2. In diesem Rechtsstreit geht es mithin um die Frage, ob das Konzept der Finanzierung von Leistungen der Hilfe zur Erziehung nach dem SGB VIII im Wege der Sozialraumbudgetierung rechtlich zulässig ist und die Antragstellerin als Träger der freien Jugendhilfe und potentiellen Leistungserbringer (im Sinne des sozialrechtlichen Dreiecksverhältnisses) in ihrem Grundrecht nach Art. 12 Abs. 1 GG verletzt (zur Einführung in die Problematik vgl. Münder, ZfJ 2002, 416; Wiesner, ZfJ 2004, 241, 246 ff, jeweils m. w. Nachw.).
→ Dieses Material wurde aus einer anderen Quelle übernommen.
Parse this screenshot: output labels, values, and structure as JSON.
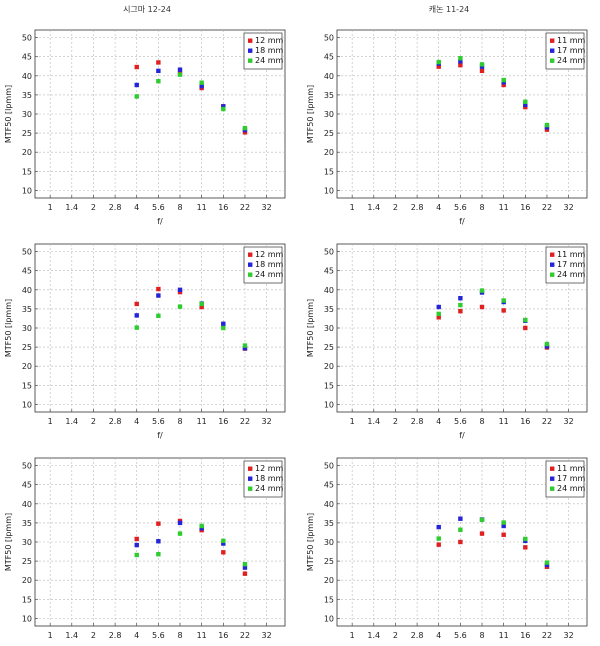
{
  "columns": [
    {
      "title": "시그마 12-24"
    },
    {
      "title": "캐논 11-24"
    }
  ],
  "colors": {
    "red": "#e02020",
    "blue": "#2424d8",
    "green": "#2ecc2e",
    "grid": "#b8b8b8"
  },
  "chart_data": [
    {
      "type": "scatter",
      "title": "시그마 12-24",
      "xlabel": "f/",
      "ylabel": "MTF50 [lpmm]",
      "ylim": [
        8,
        52
      ],
      "x_categories": [
        "1",
        "1.4",
        "2",
        "2.8",
        "4",
        "5.6",
        "8",
        "11",
        "16",
        "22",
        "32"
      ],
      "legend": {
        "position": "top-right"
      },
      "series": [
        {
          "name": "12 mm",
          "color": "#e02020",
          "x": [
            "4",
            "5.6",
            "8",
            "11",
            "16",
            "22"
          ],
          "values": [
            42.3,
            43.5,
            40.6,
            36.8,
            32.0,
            25.2
          ]
        },
        {
          "name": "18 mm",
          "color": "#2424d8",
          "x": [
            "4",
            "5.6",
            "8",
            "11",
            "16",
            "22"
          ],
          "values": [
            37.6,
            41.3,
            41.6,
            37.3,
            32.0,
            25.8
          ]
        },
        {
          "name": "24 mm",
          "color": "#2ecc2e",
          "x": [
            "4",
            "5.6",
            "8",
            "11",
            "16",
            "22"
          ],
          "values": [
            34.6,
            38.6,
            40.3,
            38.2,
            31.3,
            26.3
          ]
        }
      ]
    },
    {
      "type": "scatter",
      "title": "캐논 11-24",
      "xlabel": "f/",
      "ylabel": "MTF50 [lpmm]",
      "ylim": [
        8,
        52
      ],
      "x_categories": [
        "1",
        "1.4",
        "2",
        "2.8",
        "4",
        "5.6",
        "8",
        "11",
        "16",
        "22",
        "32"
      ],
      "legend": {
        "position": "top-right"
      },
      "series": [
        {
          "name": "11 mm",
          "color": "#e02020",
          "x": [
            "4",
            "5.6",
            "8",
            "11",
            "16",
            "22"
          ],
          "values": [
            42.4,
            42.8,
            41.3,
            37.6,
            31.8,
            25.9
          ]
        },
        {
          "name": "17 mm",
          "color": "#2424d8",
          "x": [
            "4",
            "5.6",
            "8",
            "11",
            "16",
            "22"
          ],
          "values": [
            43.2,
            43.8,
            42.4,
            38.3,
            32.4,
            26.5
          ]
        },
        {
          "name": "24 mm",
          "color": "#2ecc2e",
          "x": [
            "4",
            "5.6",
            "8",
            "11",
            "16",
            "22"
          ],
          "values": [
            43.6,
            44.6,
            43.0,
            38.9,
            33.2,
            27.1
          ]
        }
      ]
    },
    {
      "type": "scatter",
      "title": "",
      "xlabel": "f/",
      "ylabel": "MTF50 [lpmm]",
      "ylim": [
        8,
        52
      ],
      "x_categories": [
        "1",
        "1.4",
        "2",
        "2.8",
        "4",
        "5.6",
        "8",
        "11",
        "16",
        "22",
        "32"
      ],
      "legend": {
        "position": "top-right"
      },
      "series": [
        {
          "name": "12 mm",
          "color": "#e02020",
          "x": [
            "4",
            "5.6",
            "8",
            "11",
            "16",
            "22"
          ],
          "values": [
            36.3,
            40.2,
            39.4,
            35.5,
            30.7,
            24.6
          ]
        },
        {
          "name": "18 mm",
          "color": "#2424d8",
          "x": [
            "4",
            "5.6",
            "8",
            "11",
            "16",
            "22"
          ],
          "values": [
            33.3,
            38.5,
            40.0,
            36.4,
            31.1,
            24.7
          ]
        },
        {
          "name": "24 mm",
          "color": "#2ecc2e",
          "x": [
            "4",
            "5.6",
            "8",
            "11",
            "16",
            "22"
          ],
          "values": [
            30.1,
            33.2,
            35.6,
            36.3,
            30.0,
            25.4
          ]
        }
      ]
    },
    {
      "type": "scatter",
      "title": "",
      "xlabel": "f/",
      "ylabel": "MTF50 [lpmm]",
      "ylim": [
        8,
        52
      ],
      "x_categories": [
        "1",
        "1.4",
        "2",
        "2.8",
        "4",
        "5.6",
        "8",
        "11",
        "16",
        "22",
        "32"
      ],
      "legend": {
        "position": "top-right"
      },
      "series": [
        {
          "name": "11 mm",
          "color": "#e02020",
          "x": [
            "4",
            "5.6",
            "8",
            "11",
            "16",
            "22"
          ],
          "values": [
            32.8,
            34.4,
            35.5,
            34.6,
            30.0,
            24.9
          ]
        },
        {
          "name": "17 mm",
          "color": "#2424d8",
          "x": [
            "4",
            "5.6",
            "8",
            "11",
            "16",
            "22"
          ],
          "values": [
            35.5,
            37.8,
            39.3,
            36.8,
            31.9,
            25.2
          ]
        },
        {
          "name": "24 mm",
          "color": "#2ecc2e",
          "x": [
            "4",
            "5.6",
            "8",
            "11",
            "16",
            "22"
          ],
          "values": [
            33.7,
            36.0,
            39.8,
            37.2,
            32.1,
            25.8
          ]
        }
      ]
    },
    {
      "type": "scatter",
      "title": "",
      "xlabel": "f/",
      "ylabel": "MTF50 [lpmm]",
      "ylim": [
        8,
        52
      ],
      "x_categories": [
        "1",
        "1.4",
        "2",
        "2.8",
        "4",
        "5.6",
        "8",
        "11",
        "16",
        "22",
        "32"
      ],
      "legend": {
        "position": "top-right"
      },
      "series": [
        {
          "name": "12 mm",
          "color": "#e02020",
          "x": [
            "4",
            "5.6",
            "8",
            "11",
            "16",
            "22"
          ],
          "values": [
            30.8,
            34.8,
            35.5,
            33.1,
            27.3,
            21.7
          ]
        },
        {
          "name": "18 mm",
          "color": "#2424d8",
          "x": [
            "4",
            "5.6",
            "8",
            "11",
            "16",
            "22"
          ],
          "values": [
            29.2,
            30.2,
            35.0,
            33.6,
            29.6,
            23.3
          ]
        },
        {
          "name": "24 mm",
          "color": "#2ecc2e",
          "x": [
            "4",
            "5.6",
            "8",
            "11",
            "16",
            "22"
          ],
          "values": [
            26.6,
            26.8,
            32.2,
            34.2,
            30.3,
            24.2
          ]
        }
      ]
    },
    {
      "type": "scatter",
      "title": "",
      "xlabel": "f/",
      "ylabel": "MTF50 [lpmm]",
      "ylim": [
        8,
        52
      ],
      "x_categories": [
        "1",
        "1.4",
        "2",
        "2.8",
        "4",
        "5.6",
        "8",
        "11",
        "16",
        "22",
        "32"
      ],
      "legend": {
        "position": "top-right"
      },
      "series": [
        {
          "name": "11 mm",
          "color": "#e02020",
          "x": [
            "4",
            "5.6",
            "8",
            "11",
            "16",
            "22"
          ],
          "values": [
            29.3,
            30.0,
            32.2,
            31.9,
            28.6,
            23.5
          ]
        },
        {
          "name": "17 mm",
          "color": "#2424d8",
          "x": [
            "4",
            "5.6",
            "8",
            "11",
            "16",
            "22"
          ],
          "values": [
            33.9,
            36.1,
            35.9,
            34.2,
            30.3,
            24.0
          ]
        },
        {
          "name": "24 mm",
          "color": "#2ecc2e",
          "x": [
            "4",
            "5.6",
            "8",
            "11",
            "16",
            "22"
          ],
          "values": [
            30.9,
            33.2,
            35.8,
            35.1,
            30.8,
            24.6
          ]
        }
      ]
    }
  ]
}
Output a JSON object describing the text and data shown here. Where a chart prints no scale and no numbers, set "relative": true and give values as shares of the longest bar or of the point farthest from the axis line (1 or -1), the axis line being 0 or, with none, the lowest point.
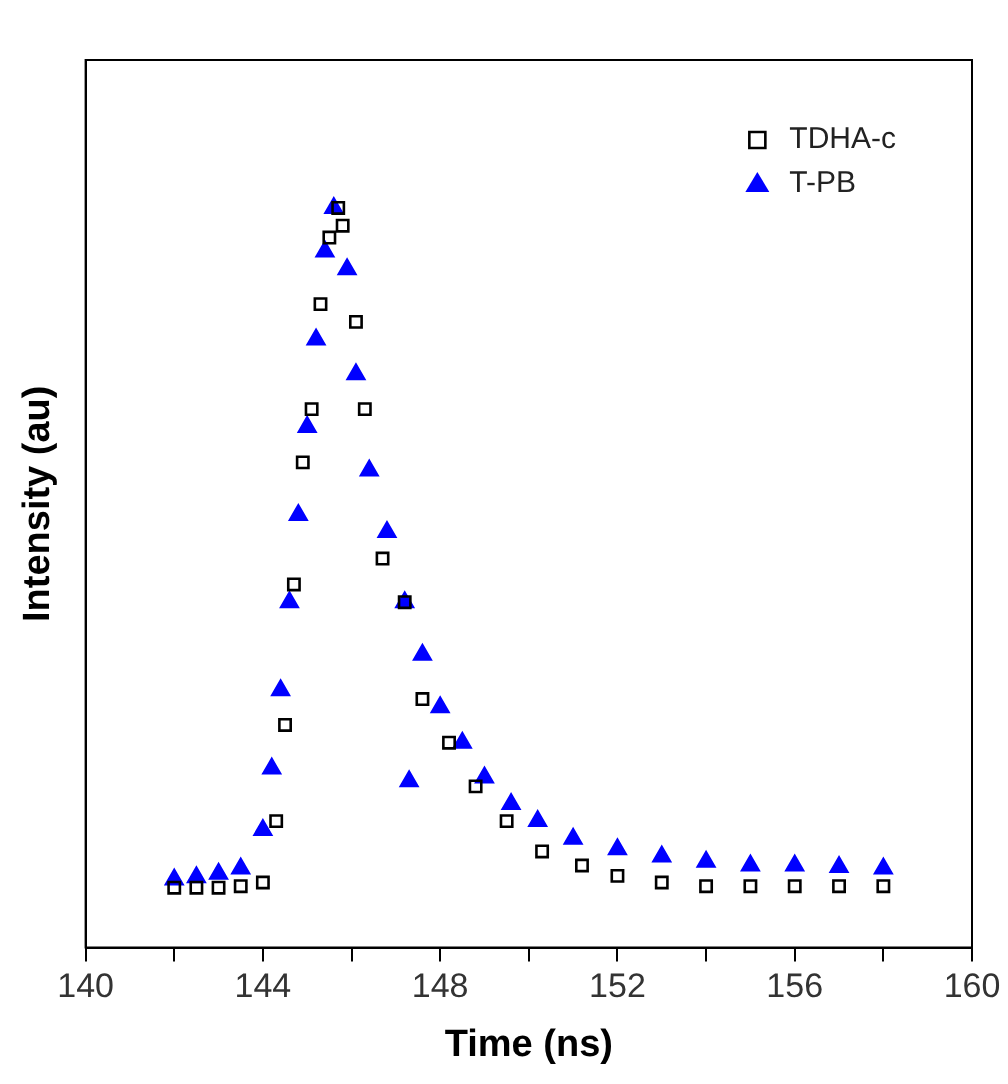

Die Finanzierung von Leistungen der Hilfe zur Erziehung bezogen auf einen Sozialraum und nicht bezogen auf den individuellen Hilfefall ist zunächst vor dem Hintergrund einer fachlichen Diskussion in der Jugendhilfe zu sehen, nämlich der Sozialraumorientierung jugendhilferechtlicher Maßnahmen. Danach soll bei jugendhilferechtlichen Problemlagen vor allem das soziale Umfeld des Kindes oder des Jugendlichen erhalten, gefördert und unterstützt werden, um ihnen möglichst gute Lebensbedingungen zu schaffen (Stichwort: Lebensweltorientierung, vgl. dazu näher Kreft/Mielenz, Wörterbuch Soziale Arbeit, Stichwort: Theorie der Sozialarbeit/Sozialpädagogik). Dies macht eine Vernetzung der vielfältigen Angebote und Hilfen notwendig, erfordert ein Zusammenwirken aller Akteure auf dem Gebiet der Jugendhilfe (freie und öffentliche Jugendhilfe, Schule, Vereine, Selbsthilfegruppen, Polizei etc.) und verlangt nach einer Auflösung der “Versäulung” der verschiedenen Hilfearten der Hilfe zur Erziehung (vgl. zu dem Modellversuch INTEGRA des zust. Bundesministeriums, Koch ZfJ 2000, 201; ferner Marquardt, ZfJ 2002, 18; Senatsverwaltung für Bildung, Jugend und Sport (Hrsg), Sozialraumorientierung in der Berliner Jugendhilfe, 2. Aufl. 2002). Diese fachliche Diskussion steht hier nicht zur Entscheidung. Das geltende Jugendhilferecht lässt derartige Ansätze nicht nur zu, sondern verlangt sogar ihre Beachtung (dazu Wiesner, a. a. O. S. 246 f.).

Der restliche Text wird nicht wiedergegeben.